Blockchain technology is a chronological connection of data blocks that tracks transactions and prevents retroactive data alteration, both keeping data more secure, and allowing for faster data transaction.
Blockchain is becoming particularly attractive to utilities like ourselves, the largest utility in the state of Illinois,. ComEd is pushing the envelope on emerging technologies, investigating new frontiers like blockchain to ensure the security and resilience of the grid and maintain data integrity as consumer demands change.
From a consumer perspective, connecting to the electric system with distributed energy resources (DER) like solar panels, wind turbines, or electric vehicles may appear relatively simple. However, utilities understand that taking full advantage of the environmental and energy-saving benefits of DERs requires a multitude of functionality considerations. These include communication among devices, like sensors, monitors, and appliance trackers, and the potential congestion resulting from energy transactions.
After all, for more than 100 years, power companies have been the singular generators and one-way power flow is the norm. With the increased regularity of DER integration, grid infrastructure is being updated to allow for two-way power flow, intelligent devices, and communication in order to meet customer demand and support policy initiatives designed to create a cleaner energy future.

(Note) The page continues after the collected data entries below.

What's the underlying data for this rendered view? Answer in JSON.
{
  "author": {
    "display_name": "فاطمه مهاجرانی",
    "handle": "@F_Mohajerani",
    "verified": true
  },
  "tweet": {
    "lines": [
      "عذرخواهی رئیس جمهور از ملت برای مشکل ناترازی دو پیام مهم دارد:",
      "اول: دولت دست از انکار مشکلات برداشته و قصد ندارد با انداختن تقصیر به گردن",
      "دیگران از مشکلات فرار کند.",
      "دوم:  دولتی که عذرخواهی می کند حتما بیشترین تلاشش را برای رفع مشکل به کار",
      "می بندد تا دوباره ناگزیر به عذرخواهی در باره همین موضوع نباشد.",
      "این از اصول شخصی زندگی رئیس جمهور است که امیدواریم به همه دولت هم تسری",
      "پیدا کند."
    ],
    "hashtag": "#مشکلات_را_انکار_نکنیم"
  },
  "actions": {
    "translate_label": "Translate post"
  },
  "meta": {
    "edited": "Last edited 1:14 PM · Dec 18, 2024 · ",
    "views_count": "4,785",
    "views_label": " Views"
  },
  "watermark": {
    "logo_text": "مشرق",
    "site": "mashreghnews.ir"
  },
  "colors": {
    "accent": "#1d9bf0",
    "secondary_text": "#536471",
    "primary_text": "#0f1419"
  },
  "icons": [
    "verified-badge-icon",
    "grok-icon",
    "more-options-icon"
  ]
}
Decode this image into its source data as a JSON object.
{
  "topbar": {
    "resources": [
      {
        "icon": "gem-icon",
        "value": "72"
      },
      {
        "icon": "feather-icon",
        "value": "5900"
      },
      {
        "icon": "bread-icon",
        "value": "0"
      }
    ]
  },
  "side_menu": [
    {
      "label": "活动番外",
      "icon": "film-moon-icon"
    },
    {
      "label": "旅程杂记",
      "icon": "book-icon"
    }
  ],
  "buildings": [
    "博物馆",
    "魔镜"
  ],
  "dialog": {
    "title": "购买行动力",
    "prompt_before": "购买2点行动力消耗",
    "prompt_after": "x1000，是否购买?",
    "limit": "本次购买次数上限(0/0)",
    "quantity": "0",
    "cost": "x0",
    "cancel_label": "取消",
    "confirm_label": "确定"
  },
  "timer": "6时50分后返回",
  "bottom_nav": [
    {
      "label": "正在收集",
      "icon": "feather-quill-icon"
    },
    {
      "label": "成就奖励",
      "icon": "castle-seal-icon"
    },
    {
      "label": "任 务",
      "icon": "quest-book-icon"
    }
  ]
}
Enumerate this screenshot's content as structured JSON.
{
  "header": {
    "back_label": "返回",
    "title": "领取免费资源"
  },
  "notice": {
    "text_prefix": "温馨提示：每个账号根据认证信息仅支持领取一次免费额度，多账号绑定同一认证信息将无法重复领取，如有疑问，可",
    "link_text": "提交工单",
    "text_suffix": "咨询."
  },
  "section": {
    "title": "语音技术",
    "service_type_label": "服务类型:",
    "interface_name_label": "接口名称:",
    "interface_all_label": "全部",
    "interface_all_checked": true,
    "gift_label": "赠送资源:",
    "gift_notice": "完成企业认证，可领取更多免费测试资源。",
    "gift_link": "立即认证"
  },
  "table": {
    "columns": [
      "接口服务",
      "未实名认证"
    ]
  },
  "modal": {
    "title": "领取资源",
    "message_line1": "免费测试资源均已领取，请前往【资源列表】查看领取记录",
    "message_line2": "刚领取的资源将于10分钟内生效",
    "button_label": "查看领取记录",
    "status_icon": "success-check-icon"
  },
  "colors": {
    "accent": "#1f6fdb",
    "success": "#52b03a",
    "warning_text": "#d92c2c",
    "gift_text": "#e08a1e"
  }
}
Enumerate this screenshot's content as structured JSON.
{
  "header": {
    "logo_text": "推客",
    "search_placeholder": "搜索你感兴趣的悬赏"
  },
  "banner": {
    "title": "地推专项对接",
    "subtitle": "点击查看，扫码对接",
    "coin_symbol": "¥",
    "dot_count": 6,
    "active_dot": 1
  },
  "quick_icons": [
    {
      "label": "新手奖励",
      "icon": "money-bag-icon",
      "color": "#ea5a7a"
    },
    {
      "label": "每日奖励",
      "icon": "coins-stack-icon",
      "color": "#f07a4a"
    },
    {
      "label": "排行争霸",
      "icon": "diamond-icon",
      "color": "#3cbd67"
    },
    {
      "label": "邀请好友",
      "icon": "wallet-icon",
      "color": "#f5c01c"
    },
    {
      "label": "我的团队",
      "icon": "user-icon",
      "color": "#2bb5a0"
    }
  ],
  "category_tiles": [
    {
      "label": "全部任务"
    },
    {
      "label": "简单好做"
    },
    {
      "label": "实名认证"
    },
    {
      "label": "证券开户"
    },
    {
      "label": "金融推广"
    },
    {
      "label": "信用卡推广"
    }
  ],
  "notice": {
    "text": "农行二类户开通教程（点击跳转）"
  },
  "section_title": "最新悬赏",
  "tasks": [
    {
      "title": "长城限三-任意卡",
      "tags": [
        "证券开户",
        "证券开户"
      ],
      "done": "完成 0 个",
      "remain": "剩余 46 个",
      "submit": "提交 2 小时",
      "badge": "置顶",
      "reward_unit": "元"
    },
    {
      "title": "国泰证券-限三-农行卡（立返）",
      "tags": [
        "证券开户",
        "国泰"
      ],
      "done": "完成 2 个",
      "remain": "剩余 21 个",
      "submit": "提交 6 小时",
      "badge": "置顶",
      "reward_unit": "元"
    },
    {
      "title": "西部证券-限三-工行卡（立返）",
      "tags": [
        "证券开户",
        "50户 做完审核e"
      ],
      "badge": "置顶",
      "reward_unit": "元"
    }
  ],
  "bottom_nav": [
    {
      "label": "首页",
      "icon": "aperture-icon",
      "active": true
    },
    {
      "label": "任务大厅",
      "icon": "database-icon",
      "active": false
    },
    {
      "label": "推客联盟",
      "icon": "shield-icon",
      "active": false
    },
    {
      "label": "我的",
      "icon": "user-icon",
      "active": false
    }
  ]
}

Grid modernisation is moving at breakneck speed as a result of these drivers, and utilities are testing, piloting, and implementing new technologies to keep pace. Microgrid clusters, for example, enable power generation and distribution between individuals by allowing them to decide the amount of energy they want to share from a total surplus. ComEd is constructing the nation’s first utility operated microgrid cluster in Chicago’s South Side neighborhood of Bronzeville. The Bronzeville Community Microgrid, or the BCM, will have the ability to facilitate peer-to-peer energy distribution, placing a premium on grid security, efficiency and resilience.
This is where blockchain technology comes in, potentially benefitting both utilities and consumers alike. Blockchain metering would allow for the exchange of power between community members who are utilizing the microgrid; and customers would be able to monitor their own energy use and purchase energy from local solar generation owners according to preference through blockchain.
This is exciting news from a sustainability perspective, as DER owners would be able to sell excess energy, and customers would be able to use the exact amount of energy needed at precise times. Blockchain metering would also allow for two-way energy flow throughout the network.
Blockchain technology is a relatively new concept, and the distributed energy market is still in the development stages when it comes to commercialization. What is clear is that the advanced control of communication that blockchain offers hasbthe potential to both decentralize the grid and make it more resilient in terms of cybersecurity. This is why ComEd intends to explore blockchain technology
and its potential to protect DER interactions through comprehensive cybersecurity.
ComEd will be investigating the intricacies of blockchain with a specialized project, utilizing its Grid of the Future Lab in Chicago. Through this project, ComEd will explore blockchain’s ability to protect the operational energy transactions that will one day be the new normal in a distributed electric grid.